1. Assess the client’s investment needs. Whether or not an investment portfolio will hold alternatives, and which type, depends on a client’s objectives. Do they need the income from commercial property or infrastructure funds? Do they want the capital growth from private equity? Such questions can be answered by finding out if the client needs to meet certain objectives and whether or not this additional exposure will help to achieve it.
2. Measure appetite for risk and capacity for loss. Alternatives can be a double-edged sword. On the one hand, they can mitigate losses because they behave in a different manner to traditional equities and have a low correlation to them. But private equity and hedge funds are often considered riskier, so it is important to make sure they are appropriate for the client’s particular circumstances.

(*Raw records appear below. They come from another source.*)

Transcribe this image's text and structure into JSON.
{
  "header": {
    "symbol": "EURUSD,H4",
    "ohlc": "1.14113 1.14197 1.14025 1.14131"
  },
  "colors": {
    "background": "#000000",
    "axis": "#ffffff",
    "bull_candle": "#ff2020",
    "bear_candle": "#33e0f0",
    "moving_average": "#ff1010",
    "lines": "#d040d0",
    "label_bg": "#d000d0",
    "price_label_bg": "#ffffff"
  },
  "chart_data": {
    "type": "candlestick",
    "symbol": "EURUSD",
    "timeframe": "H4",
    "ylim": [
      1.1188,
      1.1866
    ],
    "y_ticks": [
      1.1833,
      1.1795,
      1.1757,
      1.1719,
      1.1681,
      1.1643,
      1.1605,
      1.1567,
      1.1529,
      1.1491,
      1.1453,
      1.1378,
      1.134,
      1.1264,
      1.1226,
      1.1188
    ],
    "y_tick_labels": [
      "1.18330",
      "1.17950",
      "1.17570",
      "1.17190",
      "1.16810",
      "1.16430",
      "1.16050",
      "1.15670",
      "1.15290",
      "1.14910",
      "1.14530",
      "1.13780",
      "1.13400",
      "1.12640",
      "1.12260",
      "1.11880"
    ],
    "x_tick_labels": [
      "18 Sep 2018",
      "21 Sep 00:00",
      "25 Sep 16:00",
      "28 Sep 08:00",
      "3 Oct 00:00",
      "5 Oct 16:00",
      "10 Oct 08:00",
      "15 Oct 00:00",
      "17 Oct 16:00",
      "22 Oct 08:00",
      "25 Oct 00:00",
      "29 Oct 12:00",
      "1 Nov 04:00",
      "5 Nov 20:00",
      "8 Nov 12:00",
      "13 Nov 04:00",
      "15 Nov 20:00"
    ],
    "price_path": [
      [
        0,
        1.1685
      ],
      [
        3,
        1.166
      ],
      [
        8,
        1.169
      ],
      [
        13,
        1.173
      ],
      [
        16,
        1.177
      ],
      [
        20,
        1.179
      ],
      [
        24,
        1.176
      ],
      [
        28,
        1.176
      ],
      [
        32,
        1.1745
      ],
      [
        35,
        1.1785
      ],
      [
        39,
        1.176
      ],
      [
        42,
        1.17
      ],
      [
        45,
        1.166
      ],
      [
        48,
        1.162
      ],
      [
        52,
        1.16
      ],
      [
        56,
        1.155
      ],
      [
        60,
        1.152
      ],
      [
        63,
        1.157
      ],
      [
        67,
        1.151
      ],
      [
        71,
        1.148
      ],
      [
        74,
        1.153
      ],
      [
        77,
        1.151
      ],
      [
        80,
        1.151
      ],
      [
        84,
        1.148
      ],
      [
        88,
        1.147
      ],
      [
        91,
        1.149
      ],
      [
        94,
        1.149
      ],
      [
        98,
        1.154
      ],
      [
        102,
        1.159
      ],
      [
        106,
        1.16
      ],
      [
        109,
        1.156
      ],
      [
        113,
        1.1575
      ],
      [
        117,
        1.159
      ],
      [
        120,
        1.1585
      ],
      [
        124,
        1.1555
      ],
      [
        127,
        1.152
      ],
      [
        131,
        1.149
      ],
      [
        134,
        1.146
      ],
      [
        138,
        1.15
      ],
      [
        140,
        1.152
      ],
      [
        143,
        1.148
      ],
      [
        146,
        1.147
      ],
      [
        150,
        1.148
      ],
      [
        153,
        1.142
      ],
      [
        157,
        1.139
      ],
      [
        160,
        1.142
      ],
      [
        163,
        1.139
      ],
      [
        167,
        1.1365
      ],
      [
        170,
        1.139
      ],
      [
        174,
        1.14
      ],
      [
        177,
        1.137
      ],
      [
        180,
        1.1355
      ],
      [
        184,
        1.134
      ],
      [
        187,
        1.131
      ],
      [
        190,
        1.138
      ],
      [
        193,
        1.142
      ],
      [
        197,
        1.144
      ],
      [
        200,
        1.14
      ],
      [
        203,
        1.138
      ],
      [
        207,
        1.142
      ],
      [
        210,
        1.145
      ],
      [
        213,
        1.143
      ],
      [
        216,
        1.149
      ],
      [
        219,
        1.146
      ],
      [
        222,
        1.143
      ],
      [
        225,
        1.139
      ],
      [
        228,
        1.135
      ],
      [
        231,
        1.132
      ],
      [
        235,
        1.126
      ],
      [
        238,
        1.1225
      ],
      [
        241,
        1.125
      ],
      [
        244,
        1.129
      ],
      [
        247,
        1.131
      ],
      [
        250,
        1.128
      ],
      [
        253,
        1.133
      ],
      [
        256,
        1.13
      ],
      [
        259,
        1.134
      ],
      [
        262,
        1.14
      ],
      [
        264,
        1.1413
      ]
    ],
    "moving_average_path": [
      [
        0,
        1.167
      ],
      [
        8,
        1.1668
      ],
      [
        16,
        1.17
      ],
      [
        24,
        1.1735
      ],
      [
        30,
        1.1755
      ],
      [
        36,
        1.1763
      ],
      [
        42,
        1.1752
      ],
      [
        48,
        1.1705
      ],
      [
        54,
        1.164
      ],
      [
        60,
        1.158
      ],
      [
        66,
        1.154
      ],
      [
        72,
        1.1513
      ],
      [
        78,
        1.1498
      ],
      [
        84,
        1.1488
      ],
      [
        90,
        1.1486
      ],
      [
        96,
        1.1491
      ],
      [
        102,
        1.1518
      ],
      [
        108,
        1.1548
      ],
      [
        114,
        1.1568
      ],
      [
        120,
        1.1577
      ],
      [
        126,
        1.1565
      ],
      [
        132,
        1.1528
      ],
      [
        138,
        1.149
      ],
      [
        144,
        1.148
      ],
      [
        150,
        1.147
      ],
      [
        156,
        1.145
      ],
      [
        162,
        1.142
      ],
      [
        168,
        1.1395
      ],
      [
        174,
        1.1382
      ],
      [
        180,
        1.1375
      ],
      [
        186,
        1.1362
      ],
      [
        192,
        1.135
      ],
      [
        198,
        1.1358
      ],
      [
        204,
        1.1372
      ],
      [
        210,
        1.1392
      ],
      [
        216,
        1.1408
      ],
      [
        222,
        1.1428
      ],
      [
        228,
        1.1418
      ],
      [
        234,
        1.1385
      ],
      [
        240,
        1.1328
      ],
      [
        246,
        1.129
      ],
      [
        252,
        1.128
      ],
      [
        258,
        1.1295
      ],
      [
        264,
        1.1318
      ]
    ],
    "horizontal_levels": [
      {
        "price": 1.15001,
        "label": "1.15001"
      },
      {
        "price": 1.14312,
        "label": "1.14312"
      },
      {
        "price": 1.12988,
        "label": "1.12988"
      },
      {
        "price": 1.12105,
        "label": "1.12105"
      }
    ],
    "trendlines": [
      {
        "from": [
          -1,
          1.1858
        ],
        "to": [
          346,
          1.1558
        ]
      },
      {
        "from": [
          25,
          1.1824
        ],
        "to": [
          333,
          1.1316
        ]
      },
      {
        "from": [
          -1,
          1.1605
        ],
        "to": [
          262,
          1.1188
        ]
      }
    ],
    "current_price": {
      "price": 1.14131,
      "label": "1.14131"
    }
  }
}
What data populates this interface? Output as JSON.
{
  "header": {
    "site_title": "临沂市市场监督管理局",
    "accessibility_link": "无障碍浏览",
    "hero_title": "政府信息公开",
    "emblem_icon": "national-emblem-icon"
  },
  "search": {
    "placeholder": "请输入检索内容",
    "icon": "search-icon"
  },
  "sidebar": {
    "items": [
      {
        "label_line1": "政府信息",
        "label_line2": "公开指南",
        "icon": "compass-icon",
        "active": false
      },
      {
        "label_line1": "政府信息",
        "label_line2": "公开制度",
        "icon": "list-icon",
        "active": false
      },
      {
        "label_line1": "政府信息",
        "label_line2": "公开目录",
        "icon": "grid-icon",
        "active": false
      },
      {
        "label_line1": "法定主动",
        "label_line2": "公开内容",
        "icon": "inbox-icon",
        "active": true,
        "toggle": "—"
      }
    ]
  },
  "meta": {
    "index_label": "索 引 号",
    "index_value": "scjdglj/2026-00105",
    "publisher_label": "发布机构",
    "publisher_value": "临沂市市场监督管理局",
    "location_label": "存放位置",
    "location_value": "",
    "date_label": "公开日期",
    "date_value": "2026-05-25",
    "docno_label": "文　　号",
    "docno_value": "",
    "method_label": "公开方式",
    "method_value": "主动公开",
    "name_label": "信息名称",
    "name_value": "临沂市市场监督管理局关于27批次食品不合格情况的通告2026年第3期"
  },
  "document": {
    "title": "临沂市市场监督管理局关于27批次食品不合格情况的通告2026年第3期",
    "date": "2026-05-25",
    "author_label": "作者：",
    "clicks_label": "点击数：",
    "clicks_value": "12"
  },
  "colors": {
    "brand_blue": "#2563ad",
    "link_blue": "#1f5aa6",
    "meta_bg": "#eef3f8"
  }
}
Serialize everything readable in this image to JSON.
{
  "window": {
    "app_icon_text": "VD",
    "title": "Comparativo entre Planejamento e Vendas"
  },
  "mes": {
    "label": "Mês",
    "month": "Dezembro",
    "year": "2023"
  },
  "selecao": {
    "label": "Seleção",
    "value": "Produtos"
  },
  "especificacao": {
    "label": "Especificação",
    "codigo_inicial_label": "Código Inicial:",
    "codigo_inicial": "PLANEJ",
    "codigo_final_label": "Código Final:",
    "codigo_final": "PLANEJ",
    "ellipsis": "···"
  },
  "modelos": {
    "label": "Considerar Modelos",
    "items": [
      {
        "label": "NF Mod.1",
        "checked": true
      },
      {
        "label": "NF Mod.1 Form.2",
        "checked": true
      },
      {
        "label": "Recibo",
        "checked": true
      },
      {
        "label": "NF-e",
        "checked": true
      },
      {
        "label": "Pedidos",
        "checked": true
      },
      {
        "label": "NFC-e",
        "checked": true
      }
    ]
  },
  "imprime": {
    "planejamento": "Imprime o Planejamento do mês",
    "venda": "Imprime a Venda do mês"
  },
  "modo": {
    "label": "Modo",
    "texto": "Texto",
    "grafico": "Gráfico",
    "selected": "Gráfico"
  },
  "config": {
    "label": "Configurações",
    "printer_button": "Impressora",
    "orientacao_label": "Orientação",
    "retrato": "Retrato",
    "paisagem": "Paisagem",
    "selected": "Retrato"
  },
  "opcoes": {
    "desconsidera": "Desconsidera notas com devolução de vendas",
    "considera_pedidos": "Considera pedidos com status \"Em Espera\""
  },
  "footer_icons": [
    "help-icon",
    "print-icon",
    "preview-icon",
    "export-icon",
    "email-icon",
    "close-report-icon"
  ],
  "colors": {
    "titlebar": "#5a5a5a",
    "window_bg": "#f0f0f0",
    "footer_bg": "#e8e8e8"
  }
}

3. Research, research, research. In the universe of alternative assets, it is even more important to ensure the fund selected is the right fit for the portfolio. This requires thorough research, perhaps more so than mainstream equities. For example, some listed private equity and hedge funds get high ratings from wealth managers and are widely considered to be strong holdings, but this is not true for the entire sector.
4. Be realistic. Just because something is an alternative investment does not mean it is a magic bullet that will always provide brilliant returns. They are alternatives because they have a low correlation to equities, not because their potential returns are any better.
5. Beware of unregulated investments. Some alternative assets fall under unregulated collective investment scheme (Ucis) rules, such as wine funds, classic cars, carbon credits and others. Under FSA rules, anything that is not regulated and falls under Ucis rules cannot be promoted to retail clients. While there is nothing that can stop a person investing in a wine fund, a financial adviser cannot provide any advice related to it.